Chocolate Strawberry Almond Scones
Ingredients1/2 cup almond flour
1 & 1/2 cup all-purpose flour
1/3 cup sugar
2 teaspoons baking powder
1/2 cup butter - chilled
1/4 cup almond milk
1 teaspoon vanilla extract
1/4 cup miniature chocolate chips
1/2 cup finely diced dried strawberries
DirectionsPreheat oven to 425 degrees. Butter an insulated cookie sheet, or use a regular cookie sheet lined with parchment paper or a silpat liner.
In a large bowl, mix the flours, sugar, and baking powder. With a pastry blender or fork, cut in the butter until the mixture resembles coarse meal.
In a small bowl, whisk together the eggs, almond milk, and vanilla extract. Stir the egg mixture into the flour mixture with a fork. Fold in chocolate chips and dried strawberries.
Turn dough out onto a floured board and knead gently about 10 times, or until it forms a cohesive dough. Form dough into a circle with approximately 1 inch thickness. Using a knife or the side of a spatula, cut into 8 wedges.
Place scone wedges on the cookie sheet. Bake for 12 to 15 minutes, until lightly browned, or a toothpick inserted in the center comes out clean.
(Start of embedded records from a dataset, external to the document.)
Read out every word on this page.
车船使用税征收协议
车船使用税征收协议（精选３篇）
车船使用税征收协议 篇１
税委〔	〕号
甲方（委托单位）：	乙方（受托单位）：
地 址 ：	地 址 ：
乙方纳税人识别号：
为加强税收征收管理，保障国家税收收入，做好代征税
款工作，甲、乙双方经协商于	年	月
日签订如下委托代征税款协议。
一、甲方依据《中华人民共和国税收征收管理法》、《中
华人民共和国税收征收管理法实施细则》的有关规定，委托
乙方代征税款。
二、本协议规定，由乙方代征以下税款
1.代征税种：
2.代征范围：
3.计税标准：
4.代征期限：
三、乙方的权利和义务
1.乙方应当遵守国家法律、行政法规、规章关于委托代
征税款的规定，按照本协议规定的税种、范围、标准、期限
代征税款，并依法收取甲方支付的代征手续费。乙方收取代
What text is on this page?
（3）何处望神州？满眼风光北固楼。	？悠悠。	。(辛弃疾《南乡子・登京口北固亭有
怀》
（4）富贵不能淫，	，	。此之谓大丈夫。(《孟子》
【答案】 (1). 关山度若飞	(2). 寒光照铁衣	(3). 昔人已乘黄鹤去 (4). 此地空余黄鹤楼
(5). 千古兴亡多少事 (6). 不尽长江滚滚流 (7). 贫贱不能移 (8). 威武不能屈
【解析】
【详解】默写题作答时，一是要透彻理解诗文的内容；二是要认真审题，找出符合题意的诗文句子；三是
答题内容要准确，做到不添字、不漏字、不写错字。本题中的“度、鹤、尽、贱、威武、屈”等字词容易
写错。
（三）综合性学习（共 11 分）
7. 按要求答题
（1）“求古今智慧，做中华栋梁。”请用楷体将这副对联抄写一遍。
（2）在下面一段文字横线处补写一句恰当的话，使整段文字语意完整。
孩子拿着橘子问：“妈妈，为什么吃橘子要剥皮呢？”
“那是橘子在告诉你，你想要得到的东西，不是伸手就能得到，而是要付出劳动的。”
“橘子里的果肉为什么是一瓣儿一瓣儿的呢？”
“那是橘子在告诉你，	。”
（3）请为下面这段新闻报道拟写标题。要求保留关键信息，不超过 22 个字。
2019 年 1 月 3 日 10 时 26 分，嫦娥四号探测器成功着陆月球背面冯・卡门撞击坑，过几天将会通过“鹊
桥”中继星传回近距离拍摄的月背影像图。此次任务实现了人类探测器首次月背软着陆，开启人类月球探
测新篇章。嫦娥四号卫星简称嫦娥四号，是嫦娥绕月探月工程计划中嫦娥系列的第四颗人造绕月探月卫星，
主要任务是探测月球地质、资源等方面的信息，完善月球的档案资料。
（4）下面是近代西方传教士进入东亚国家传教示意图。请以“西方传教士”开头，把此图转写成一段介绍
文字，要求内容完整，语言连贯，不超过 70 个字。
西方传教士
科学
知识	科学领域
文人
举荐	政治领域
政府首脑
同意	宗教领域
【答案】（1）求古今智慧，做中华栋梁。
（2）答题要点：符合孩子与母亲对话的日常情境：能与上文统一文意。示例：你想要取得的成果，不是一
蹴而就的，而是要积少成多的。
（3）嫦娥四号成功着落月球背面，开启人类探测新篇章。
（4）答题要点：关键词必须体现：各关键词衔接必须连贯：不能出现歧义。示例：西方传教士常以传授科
Allow scones to cool on the cookie sheet for 5 minutes before removing them with a spatula.
Top with glaze (see below), if desired.
GlazeMix a small amount of powdered sugar with 1/4 teaspoon almond milk to make a smooth consistency. Drizzle glaze over cooled scones.
For a fancier presentation, top scones with toasted slivered almonds or a dusting of powdered sugar.
I was very pleased with the result of these scones. I'm not sure if you can tell from the photo below, but the outside was nicely browned and crisp, but the inside was light, soft yet flaky (that doesn't make much sense, but I don't quite have the foodie vocabulary to property describe it), and buttery. The texture reminded me of a shortbread cookie.
There was an overall flavor of almond to the scones, but it wasn't overpowering, with little bursts of flavor from the chocolate chips and strawberries. The powdered sugar glaze added a nice final touch of sweetness. The scones paired nicely with my morning cup of dark French Roast coffee!
I hope you enjoy these as much as I did!!